Jeff fronça les sourcils. Ca revenait encore. Cet sentiment qu’il l’avait déjà vue quelque part. Etrange, puisqu’il savait qu’il n’oublierait jamais avoir rencontré quelqu’un comme elle. Tout de même...
"Mmmmm," soupira-t-elle comme elle prenait une gorge de café. "C’est vraiment bon. Bien meilleur que ce que j’ai jamais réussi à faire."
Il sourit, heureux qu’il l’ait rendue heureuse. D’une toute petite façon. "La pratique rend parfait, je suppose. La café est une base pour n’importe quel étudiant diplômé qui a passé bien trop de nuits à travailler."
"Je suppose," dit-elle. Puis, un froncement de sourcils délicat plissa son magnifique front. "J’ai toujours voulu aller à l’université. En fait, j’ai été acceptée dans des écoles très bonnes. Ca n’a juste... pas marché."
Le sourire de Jeff se fana, surpris que sa petite plaisanterie se soit transformée en quelque chose qui met le moral à zéro. Elle semblait si mélancolique. Si triste.

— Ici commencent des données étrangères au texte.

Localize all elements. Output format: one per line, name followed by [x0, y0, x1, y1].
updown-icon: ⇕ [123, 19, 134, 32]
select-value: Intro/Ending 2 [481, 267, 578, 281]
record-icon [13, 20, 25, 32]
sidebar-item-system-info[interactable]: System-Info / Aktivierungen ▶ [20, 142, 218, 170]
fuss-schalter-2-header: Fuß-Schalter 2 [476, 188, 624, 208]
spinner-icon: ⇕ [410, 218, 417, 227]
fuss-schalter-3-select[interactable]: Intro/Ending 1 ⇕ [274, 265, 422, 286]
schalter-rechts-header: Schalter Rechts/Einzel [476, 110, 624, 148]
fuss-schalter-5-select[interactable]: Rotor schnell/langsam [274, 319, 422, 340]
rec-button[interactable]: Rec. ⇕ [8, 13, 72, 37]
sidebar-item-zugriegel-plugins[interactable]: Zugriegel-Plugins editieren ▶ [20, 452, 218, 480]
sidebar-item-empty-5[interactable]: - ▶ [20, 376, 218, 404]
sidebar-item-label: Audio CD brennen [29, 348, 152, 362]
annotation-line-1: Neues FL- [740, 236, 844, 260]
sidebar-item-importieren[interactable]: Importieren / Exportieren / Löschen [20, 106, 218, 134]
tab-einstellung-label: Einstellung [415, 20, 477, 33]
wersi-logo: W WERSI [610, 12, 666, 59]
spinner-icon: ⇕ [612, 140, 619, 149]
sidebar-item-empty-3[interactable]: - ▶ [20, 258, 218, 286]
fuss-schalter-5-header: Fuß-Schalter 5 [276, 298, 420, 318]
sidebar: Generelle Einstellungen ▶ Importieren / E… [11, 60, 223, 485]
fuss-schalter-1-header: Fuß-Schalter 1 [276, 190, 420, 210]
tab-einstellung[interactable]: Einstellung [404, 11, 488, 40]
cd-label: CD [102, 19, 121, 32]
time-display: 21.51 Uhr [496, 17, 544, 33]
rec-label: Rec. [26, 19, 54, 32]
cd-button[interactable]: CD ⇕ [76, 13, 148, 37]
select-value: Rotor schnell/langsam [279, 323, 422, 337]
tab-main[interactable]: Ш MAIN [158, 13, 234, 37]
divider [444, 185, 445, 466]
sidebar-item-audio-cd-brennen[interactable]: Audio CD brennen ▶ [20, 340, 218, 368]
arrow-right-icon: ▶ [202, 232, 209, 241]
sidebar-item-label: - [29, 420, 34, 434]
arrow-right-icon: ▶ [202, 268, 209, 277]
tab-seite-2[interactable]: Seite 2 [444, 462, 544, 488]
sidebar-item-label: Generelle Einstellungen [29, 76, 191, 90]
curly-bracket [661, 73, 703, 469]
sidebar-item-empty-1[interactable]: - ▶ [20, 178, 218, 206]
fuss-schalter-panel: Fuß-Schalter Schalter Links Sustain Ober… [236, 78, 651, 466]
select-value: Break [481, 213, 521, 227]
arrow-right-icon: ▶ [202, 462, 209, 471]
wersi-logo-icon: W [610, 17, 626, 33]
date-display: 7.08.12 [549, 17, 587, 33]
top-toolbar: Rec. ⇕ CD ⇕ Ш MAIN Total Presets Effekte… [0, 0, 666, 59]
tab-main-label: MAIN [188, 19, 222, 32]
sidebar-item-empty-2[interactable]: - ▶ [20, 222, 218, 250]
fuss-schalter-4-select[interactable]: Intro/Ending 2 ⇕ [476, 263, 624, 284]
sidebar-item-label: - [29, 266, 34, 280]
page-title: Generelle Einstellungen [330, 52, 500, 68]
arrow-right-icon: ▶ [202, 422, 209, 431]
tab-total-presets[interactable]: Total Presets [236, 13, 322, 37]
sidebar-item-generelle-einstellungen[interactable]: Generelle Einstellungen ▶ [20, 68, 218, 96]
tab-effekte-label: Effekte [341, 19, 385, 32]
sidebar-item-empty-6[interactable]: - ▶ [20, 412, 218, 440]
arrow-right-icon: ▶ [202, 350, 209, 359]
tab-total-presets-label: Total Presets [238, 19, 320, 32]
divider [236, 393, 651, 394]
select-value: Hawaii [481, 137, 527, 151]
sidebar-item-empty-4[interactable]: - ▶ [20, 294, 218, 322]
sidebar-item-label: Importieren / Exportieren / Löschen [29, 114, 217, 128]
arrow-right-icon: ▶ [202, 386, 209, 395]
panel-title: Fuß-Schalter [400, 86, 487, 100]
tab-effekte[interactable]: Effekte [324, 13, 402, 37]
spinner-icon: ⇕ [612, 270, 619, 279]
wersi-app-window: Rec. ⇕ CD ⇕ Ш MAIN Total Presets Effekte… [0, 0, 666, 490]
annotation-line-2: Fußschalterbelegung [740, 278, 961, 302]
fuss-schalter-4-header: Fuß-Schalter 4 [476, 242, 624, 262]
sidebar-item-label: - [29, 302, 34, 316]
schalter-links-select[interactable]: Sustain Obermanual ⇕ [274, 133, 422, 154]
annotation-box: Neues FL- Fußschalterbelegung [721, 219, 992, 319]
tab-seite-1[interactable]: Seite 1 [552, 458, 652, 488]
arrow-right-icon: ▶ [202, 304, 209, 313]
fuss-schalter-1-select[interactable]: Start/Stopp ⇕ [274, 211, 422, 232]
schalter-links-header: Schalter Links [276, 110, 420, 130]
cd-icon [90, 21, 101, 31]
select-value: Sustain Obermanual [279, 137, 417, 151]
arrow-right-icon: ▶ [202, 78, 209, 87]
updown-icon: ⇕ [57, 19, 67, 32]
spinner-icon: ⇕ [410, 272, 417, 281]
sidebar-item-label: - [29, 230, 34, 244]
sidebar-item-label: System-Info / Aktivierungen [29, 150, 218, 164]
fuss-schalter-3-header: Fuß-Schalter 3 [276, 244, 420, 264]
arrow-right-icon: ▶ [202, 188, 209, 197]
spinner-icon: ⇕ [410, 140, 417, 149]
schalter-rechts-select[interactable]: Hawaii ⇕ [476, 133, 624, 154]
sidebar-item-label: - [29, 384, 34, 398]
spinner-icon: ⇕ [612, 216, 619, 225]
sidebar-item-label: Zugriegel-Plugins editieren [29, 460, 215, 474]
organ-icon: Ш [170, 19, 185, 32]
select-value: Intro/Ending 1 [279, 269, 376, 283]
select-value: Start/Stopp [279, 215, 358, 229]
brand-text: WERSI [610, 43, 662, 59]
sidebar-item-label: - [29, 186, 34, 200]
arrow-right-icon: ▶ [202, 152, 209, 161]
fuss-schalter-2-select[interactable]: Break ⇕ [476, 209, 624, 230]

Enroulant ses mains autour de sa propre tasse chaude, il abaissa la tête. Un rapide changement de sujet était à l’ordre. "Alors, d’où venez-vous?"
Elle sembla surprise par la question. "Oh! Hum, hé bien, je suis née et ai été élevée dans une petite ville en Californie. Ne demandez pas, parce que vous n’en avez jamais entendu parler. Bref, j’ai vécu à L.A. pendant ces dernières années. Vous savez. Le pays des piscines et des stars de cinéma!"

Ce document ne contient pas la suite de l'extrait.